Several years ago, I became friends with nationally-known author and Civil War lecturer, James “Bud” Robertson. Until his retirement, he lectured on the Civil War to packed classrooms at Virginia Tech in Blacksburg, Virginia. He also wrote several books and served as technical adviser for the Civil War movie “Gods and Generals.”
I recall Bud remarking that the average Southerner living in the middle 1800s rarely traveled out of his county or state and depended on his state and local governments for most of his needs. “About the only thing the average Southerner saw the federal government doing for him was delivering his mail,” Bud used to say. Therefore, the average Southerner felt more allegiance to his state than to the federal government.
The war had barely ended when Southerners began to take actions to ensure the sacrifices of their soldiers would never be forgotten. They began to form memorial associations and hold veterans’ reunions. Some of the reunions were attended by both Confederate and Union veterans. They erected monuments and other memorials in parks, cemeteries and on courthouse lawns.
Early 20th century Southern writers contributed to keeping “The Cause” alive in readers’ minds by filling national publications with articles and publishing novels romanticizing Southern culture. Margaret Mitchell’s epic novel, “Gone with the Wind,” was published in 1936 and was made into a major movie in 1939. The novel and movie vividly depicted the fiery death of a society and a way of life.

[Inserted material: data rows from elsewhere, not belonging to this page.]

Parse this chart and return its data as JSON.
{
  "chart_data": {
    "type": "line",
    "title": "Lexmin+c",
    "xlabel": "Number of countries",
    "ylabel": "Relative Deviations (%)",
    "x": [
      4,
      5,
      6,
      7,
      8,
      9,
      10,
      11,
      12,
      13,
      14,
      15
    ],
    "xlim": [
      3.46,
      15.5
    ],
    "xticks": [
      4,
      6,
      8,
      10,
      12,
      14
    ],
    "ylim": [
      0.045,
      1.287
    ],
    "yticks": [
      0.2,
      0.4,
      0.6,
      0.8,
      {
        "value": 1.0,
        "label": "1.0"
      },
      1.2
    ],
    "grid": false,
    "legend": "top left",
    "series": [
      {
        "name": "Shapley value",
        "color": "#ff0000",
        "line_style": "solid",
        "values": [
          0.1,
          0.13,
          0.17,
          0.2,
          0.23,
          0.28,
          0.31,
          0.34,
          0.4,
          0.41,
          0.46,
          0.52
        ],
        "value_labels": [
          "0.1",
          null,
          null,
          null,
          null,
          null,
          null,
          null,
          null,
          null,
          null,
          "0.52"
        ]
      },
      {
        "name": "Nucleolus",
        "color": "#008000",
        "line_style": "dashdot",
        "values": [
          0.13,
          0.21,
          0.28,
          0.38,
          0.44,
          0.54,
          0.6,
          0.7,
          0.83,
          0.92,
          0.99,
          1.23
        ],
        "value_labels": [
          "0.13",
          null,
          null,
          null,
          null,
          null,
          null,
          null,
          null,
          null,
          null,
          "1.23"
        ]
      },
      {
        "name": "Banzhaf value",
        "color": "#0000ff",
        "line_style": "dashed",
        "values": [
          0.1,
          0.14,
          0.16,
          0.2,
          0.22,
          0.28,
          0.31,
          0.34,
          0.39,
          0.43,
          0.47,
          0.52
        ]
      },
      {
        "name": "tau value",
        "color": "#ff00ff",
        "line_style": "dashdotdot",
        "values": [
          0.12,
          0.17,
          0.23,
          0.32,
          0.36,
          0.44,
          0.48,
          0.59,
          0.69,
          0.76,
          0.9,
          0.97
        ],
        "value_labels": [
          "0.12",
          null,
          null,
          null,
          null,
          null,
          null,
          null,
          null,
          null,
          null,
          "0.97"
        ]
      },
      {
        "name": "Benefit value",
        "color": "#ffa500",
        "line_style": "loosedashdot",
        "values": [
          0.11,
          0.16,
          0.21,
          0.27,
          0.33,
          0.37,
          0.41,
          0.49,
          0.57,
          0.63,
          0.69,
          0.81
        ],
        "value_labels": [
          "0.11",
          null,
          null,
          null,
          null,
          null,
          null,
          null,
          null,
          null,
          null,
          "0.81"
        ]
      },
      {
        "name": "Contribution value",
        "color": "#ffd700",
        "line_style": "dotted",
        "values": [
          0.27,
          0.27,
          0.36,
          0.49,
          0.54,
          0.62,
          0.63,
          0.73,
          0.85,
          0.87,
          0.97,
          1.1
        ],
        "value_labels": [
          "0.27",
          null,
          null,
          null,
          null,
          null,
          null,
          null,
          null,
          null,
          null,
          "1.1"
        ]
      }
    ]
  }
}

Writers also produced works extolling the military prowess of Lee, Jackson, Stuart and other Confederate leaders. Writers portrayed these men as gentleman cavaliers who in an earlier century might have qualified for knighthood.
During my years of re-enacting, writing and giving talks about America’s Civil War, I encountered many visitors from northern states who were fascinated with Southern culture and truly wanted to learn more about the war from the Southern perspective. I was glad to oblige. As television psychologist Dr. Phil likes to say, “No matter how flat you make a pancake, it still has two sides.”
Many northern visitors I encountered were inflicted with what I called the ‘Gone with the Wind’ syndrome. They wanted to see a real Southern plantation.
Some, as expected, were hoping to see Tara. They seemed a little disappointed when I told them the typical plantation home was more like a large farm house than a columned mansion. Also, most plantation homes in Georgia were torched by Sherman’s army.
I first got into Civil War re-enacting while living in Ohio. I was amazed to learn that, at that time, there were more Confederate than Union re-enactors in central and southern Ohio. I suppose, to some, portraying a soldier fighting for a “lost cause” promised more romance and glamour.
With the reader’s permission, I will put in a plug here for re-enactors of all historical eras. Most of the ones I have met and worked with over the years are very dedicated to keeping an era of America’s history alive. They are living historians who are knowledgeable about the era they are portraying and dedicated to sharing that knowledge.
They often do so at their own expense. The cost of clothing and equipment can be several hundred to a couple of thousand dollars, or more. Re-enactors normally also pay for their own travel and lodging.
Yes, I suppose many Southerners do seem to be hung up on hanging onto their history and heritage. This is good in that it can lead to local preservation efforts to restore historic structures and protect historic sites. Without such efforts, there would be no reason to visit such historic places as Savannah, Georgia and Charleston, South Carolina. By now, they would both probably look like any other city.
When someone asks me why Southerners hold onto the past, I sometimes give them my short answer by quoting the Pulitzer-Prize winning Southern writer, William Faulkner.
“In the south, the past is not dead. It’s not even the past.”